Can confirm that we encounterd this issue (in our case, an &nbsp; at the start of a header) and the commit in the MR (1c95fbbb) resolved the issue.

We didn't experience the problem Matthew reported in the MR comment.

kiwad’s picture

Status: Needs review » Needs work

I had same result as Szy.

After applying patch, h2 were vanishing from text

Liam Morland made their first commit to this issue’s fork.

liam morland’s picture

Status: Needs work » Needs review

I have put on the merge request a fix that uses html_entity_decode(). This is fixing the error messages and not removing the h2 elements.

liam morland’s picture

StatusFileSize
new954 bytes

This is the changed mentioned in #16 as a patch.

liam morland’s picture

Status: Needs review » Needs work

In further testing, I found this approach does not work because it outputs characters instead of entities for something that need to be entities in XML.

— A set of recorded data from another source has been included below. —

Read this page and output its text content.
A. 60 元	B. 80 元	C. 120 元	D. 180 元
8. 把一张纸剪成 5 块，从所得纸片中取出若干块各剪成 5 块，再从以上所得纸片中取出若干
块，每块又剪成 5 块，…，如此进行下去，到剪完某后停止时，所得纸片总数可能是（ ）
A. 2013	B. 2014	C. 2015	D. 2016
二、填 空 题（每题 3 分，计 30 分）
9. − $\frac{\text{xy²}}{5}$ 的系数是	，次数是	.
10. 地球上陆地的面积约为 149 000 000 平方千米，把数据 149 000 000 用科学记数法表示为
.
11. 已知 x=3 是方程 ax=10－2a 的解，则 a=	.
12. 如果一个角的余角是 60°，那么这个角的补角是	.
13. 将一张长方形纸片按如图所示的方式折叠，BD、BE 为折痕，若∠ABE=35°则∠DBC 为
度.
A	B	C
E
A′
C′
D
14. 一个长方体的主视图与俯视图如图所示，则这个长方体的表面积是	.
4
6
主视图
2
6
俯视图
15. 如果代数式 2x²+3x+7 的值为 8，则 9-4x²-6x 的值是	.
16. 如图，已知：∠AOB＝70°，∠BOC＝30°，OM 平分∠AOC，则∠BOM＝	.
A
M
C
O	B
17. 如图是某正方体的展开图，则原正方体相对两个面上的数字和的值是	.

It could be fixed by just replacing &nbsp; with a UTF-8 non-breaking space character. The problem could come up again for a different character.

There could be code that finds all the entities in the text, if they are entities in XML, skip them, for the others, use html_entity_decode() to replace them with their character.

ericgsmith’s picture

@ericgsmith, are you leaving at least one nbsp at the end of any h2? :)

Yes - hence saying that the patch resolved this issue.

I am curious - people reporting the headers are missing - do you have a custom toc-header.html.twig file that adds additional elements to the header? There is a bug in the original patch in that it expects only 1 root level element in the header, I have been able to reproduce HTML being removed with a custom template that was adding additional elements in the header element.

*edit* - have checked again and theme dubug mode can also trigger this behaviour as the first node is the html comment.

I am going to open a new MR with some changes to the original approach, I don't want to revert the changes made to the original in case the issue still persists for other - but I think if there are 2 different solutions for how to handle an issue, we should use 2 different MRs rather than reverting previous work.

ericgsmith’s picture

Status: Needs work » Needs review
StatusFileSize
new2.01 KB

Ok, I have opened MR12 for reasons described above (a change in approach IMO should be done in a new MR so I didn't want to revert the approach introduced MR11)

This goes back to the original approach from @joelpittet and includes a minor change to account for instances where the toc header may return more than 1 child element.

I believe the issue some described with missing text was caused by either theme debug being enabled, or by having a template what introduced additional elements prior to the heading.

smulvih2’s picture

#21 works for me on 1.4.0

nojj’s picture

for us the patch#21 seems to solve the problem too.
would be nice, to have an update of the module.

aaronpinero’s picture

I can also confirm that patch#21 seems to solve the problem in Drupal 10.2.5

jurgenhaas’s picture

Status: Needs review » Reviewed & tested by the community

Patch from #21 fixes the issue for us with Drupal 10.2.5 as well.

marcoka’s picture

I can confirm #21 works here too with Drupal 10.2.4

jrockowitz made their first commit to this issue’s fork.

  • jrockowitz committed 2bf377e9 on 8.x-1.x authored by ericgsmith
    Issue #3412644: Whitespace HTML entities break DOM parsing in Drupal 10....
jrockowitz’s picture

Status: Reviewed & tested by the community » Fixed

#21 also works for me.

jrockowitz’s picture

Status: Fixed » Closed (fixed)

Automatically closed - issue fixed for 2 weeks with no activity.